The electoral setting of North America – what is the least bad alternative? – makes plain the necessity of assessing where working class reformation and new organizational capacities are coming together. In terms of socialist political realignment, Alan Sears and Ingo Schmidt provide individual and important assessments of how to rebuild the infrastructure and maps for a new socialist politics for Relay. From quite diverse geographical and organizational landscapes, Kagaralitsky, Chandra, Bustani and Louca examine these challenges for the left in Eastern Europe, the Middle East, India and Portugal. And Susan Spronk and Jeff Webber assess developments in Ecuador and Bolivia where, alongside Venezuela, the left is more directly contesting capitalist power.

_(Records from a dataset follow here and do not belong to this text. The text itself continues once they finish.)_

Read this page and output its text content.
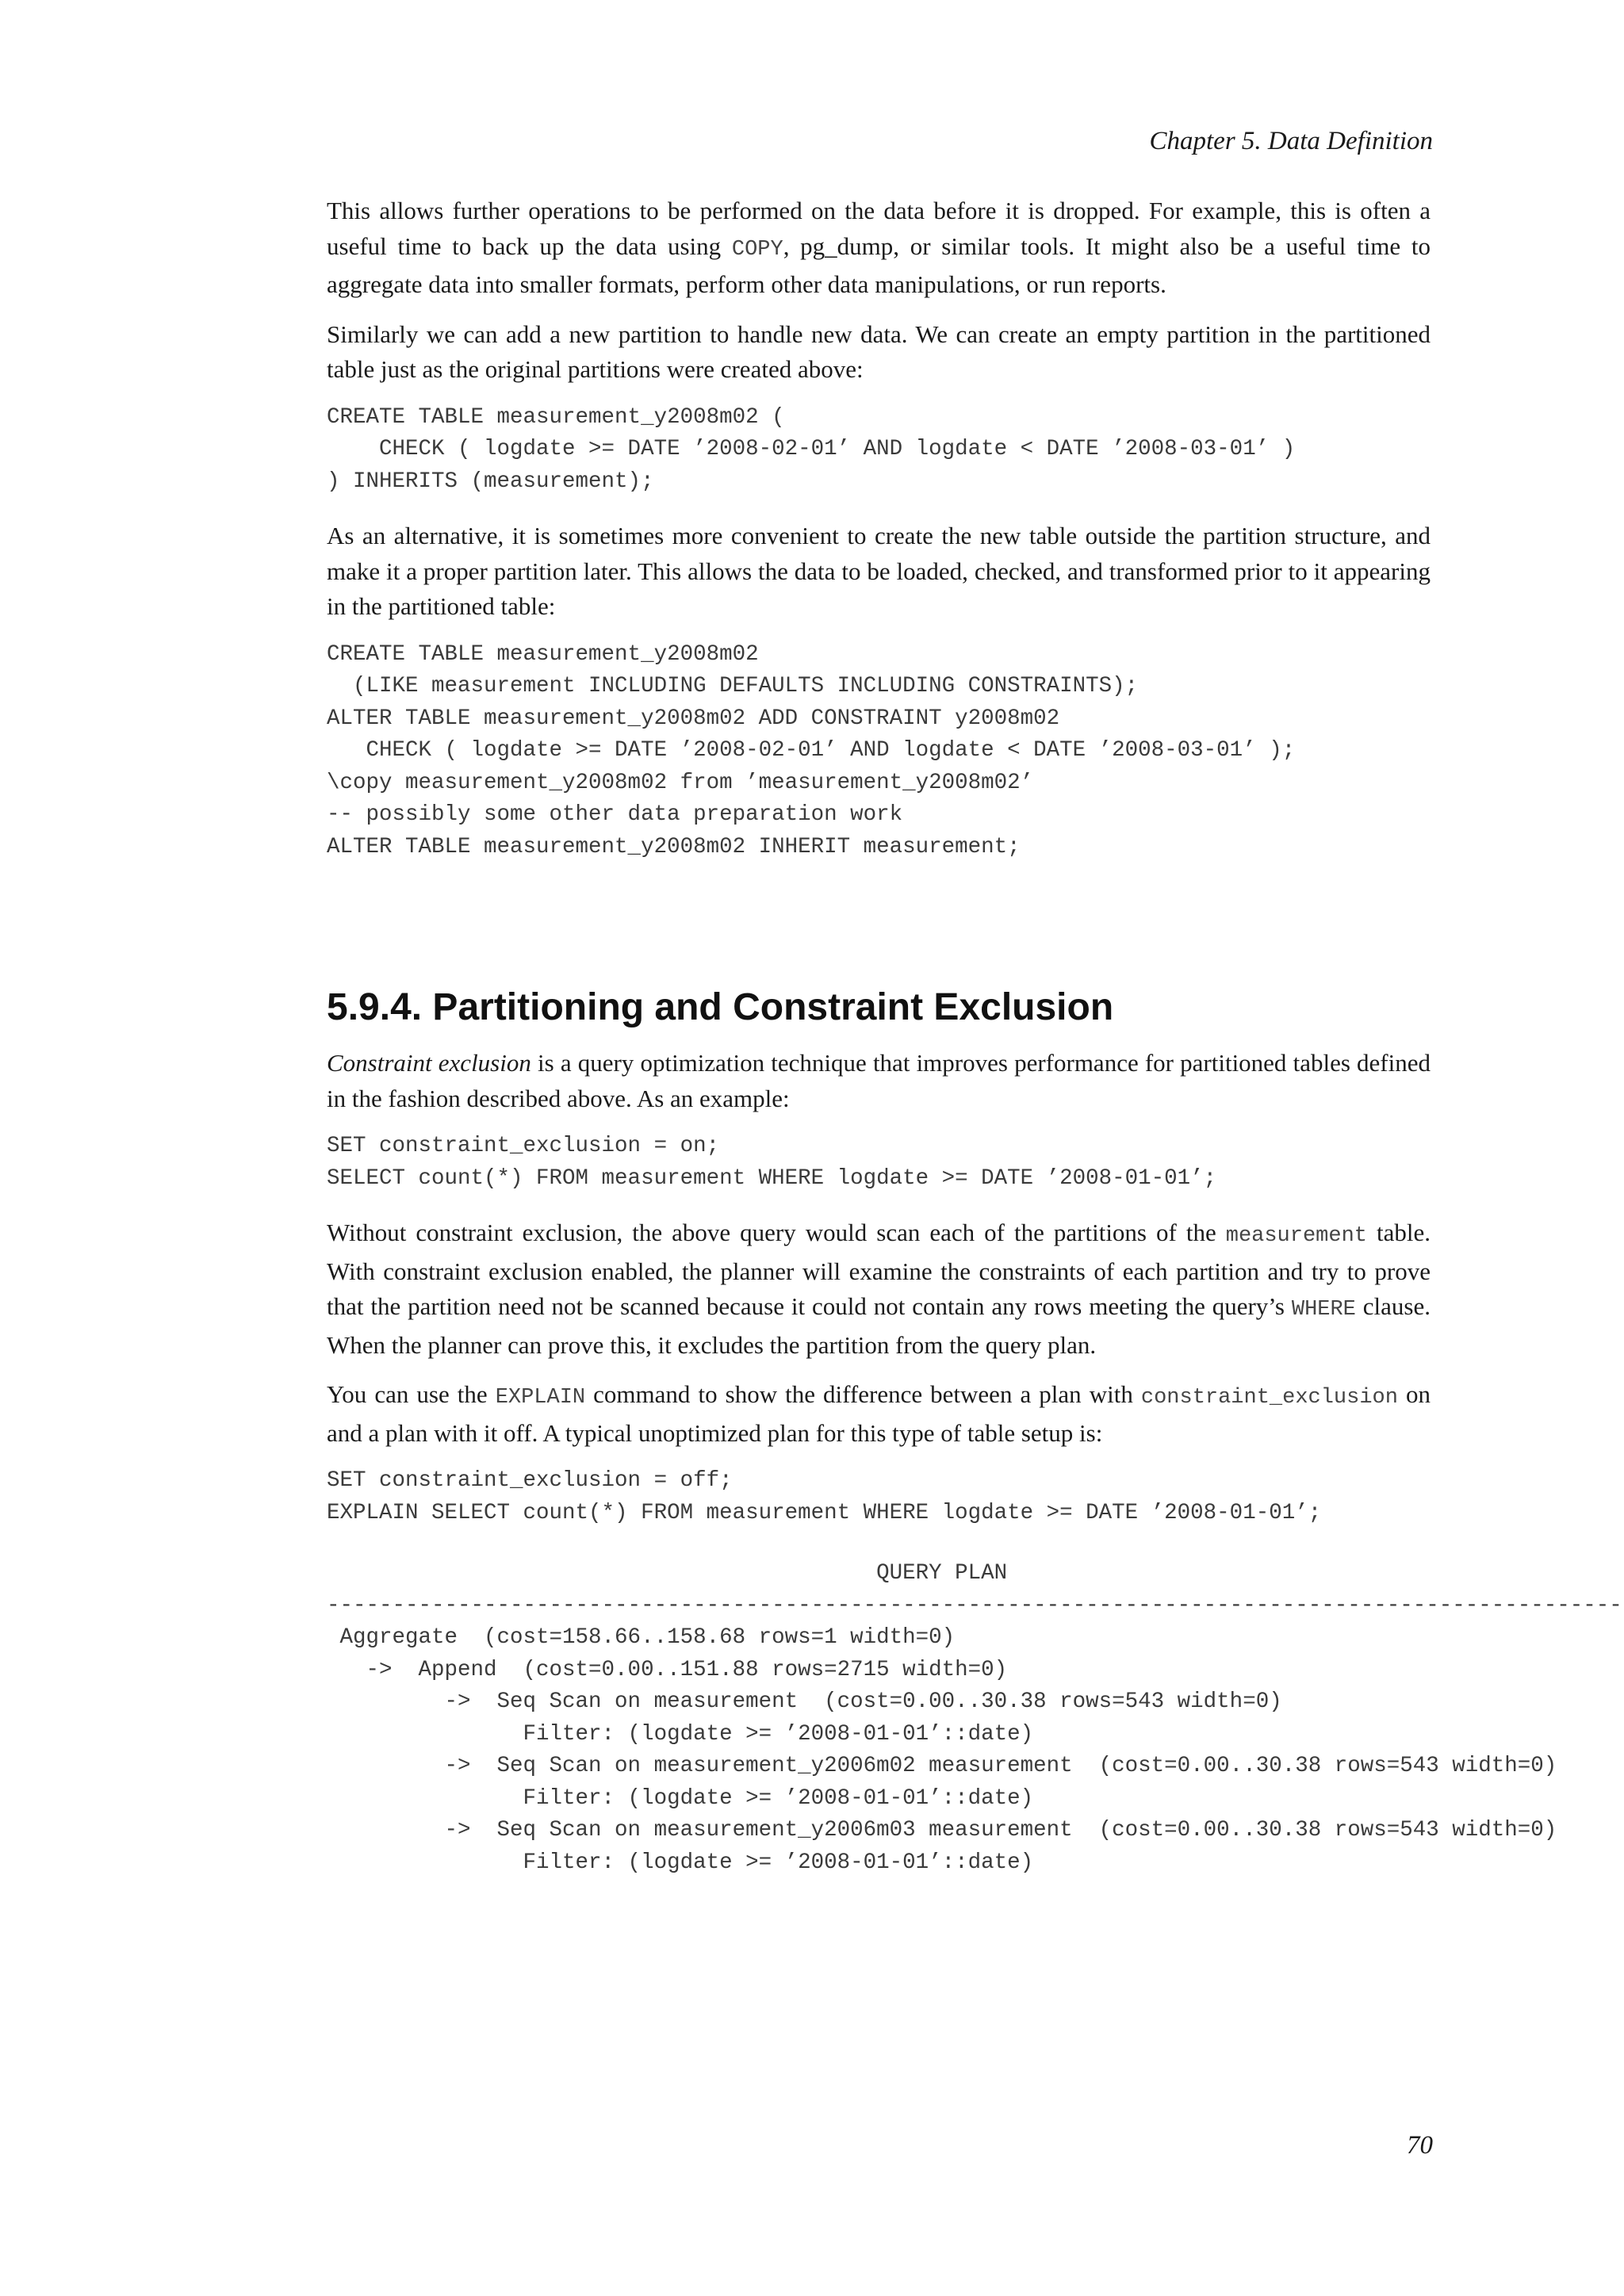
Chapter 5. Data Definition

This allows further operations to be performed on the data before it is dropped. For example, this is often a useful time to back up the data using COPY, pg_dump, or similar tools. It might also be a useful time to aggregate data into smaller formats, perform other data manipulations, or run reports.

Similarly we can add a new partition to handle new data. We can create an empty partition in the partitioned table just as the original partitions were created above:

CREATE TABLE measurement_y2008m02 (
CHECK ( logdate >= DATE ’2008-02-01’ AND logdate < DATE ’2008-03-01’ )
) INHERITS (measurement);

As an alternative, it is sometimes more convenient to create the new table outside the partition structure, and make it a proper partition later. This allows the data to be loaded, checked, and transformed prior to it appearing in the partitioned table:

CREATE TABLE measurement_y2008m02
(LIKE measurement INCLUDING DEFAULTS INCLUDING CONSTRAINTS);
ALTER TABLE measurement_y2008m02 ADD CONSTRAINT y2008m02
CHECK ( logdate >= DATE ’2008-02-01’ AND logdate < DATE ’2008-03-01’ );
\copy measurement_y2008m02 from ’measurement_y2008m02’
-- possibly some other data preparation work
ALTER TABLE measurement_y2008m02 INHERIT measurement;
5.9.4. Partitioning and Constraint Exclusion

Constraint exclusion is a query optimization technique that improves performance for partitioned tables defined in the fashion described above. As an example:

SET constraint_exclusion = on;
SELECT count(*) FROM measurement WHERE logdate >= DATE ’2008-01-01’;

Without constraint exclusion, the above query would scan each of the partitions of the measurement table. With constraint exclusion enabled, the planner will examine the constraints of each partition and try to prove that the partition need not be scanned because it could not contain any rows meeting the query’s WHERE clause. When the planner can prove this, it excludes the partition from the query plan.

You can use the EXPLAIN command to show the difference between a plan with constraint_exclusion on and a plan with it off. A typical unoptimized plan for this type of table setup is:

SET constraint_exclusion = off;
EXPLAIN SELECT count(*) FROM measurement WHERE logdate >= DATE ’2008-01-01’;
QUERY PLAN
---------------------------------------------------------------------------------------------------
Aggregate  (cost=158.66..158.68 rows=1 width=0)
->  Append  (cost=0.00..151.88 rows=2715 width=0)
->  Seq Scan on measurement  (cost=0.00..30.38 rows=543 width=0)
Filter: (logdate >= ’2008-01-01’::date)
->  Seq Scan on measurement_y2006m02 measurement  (cost=0.00..30.38 rows=543 width=0)
Filter: (logdate >= ’2008-01-01’::date)
->  Seq Scan on measurement_y2006m03 measurement  (cost=0.00..30.38 rows=543 width=0)
Filter: (logdate >= ’2008-01-01’::date)
70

Political reorganization of the left is deeply intertwined with the renewal of the labour movement. Here each new opening and victory seems still matched by rollback and new challenges for unions. This issue of Relay contains a very revealing contribution by Steven Tufts on labour struggles over industrial renewal policies in Toronto, particularly as it relates to the Woodbine entertainment complex. And pieces by Herman Rosenfeld, J.P. Daubois and others take on a number of other assessments of union struggles related to layoffs, wages and poverty. The debris of neoliberalism dominates our writing as much as it does our political lives.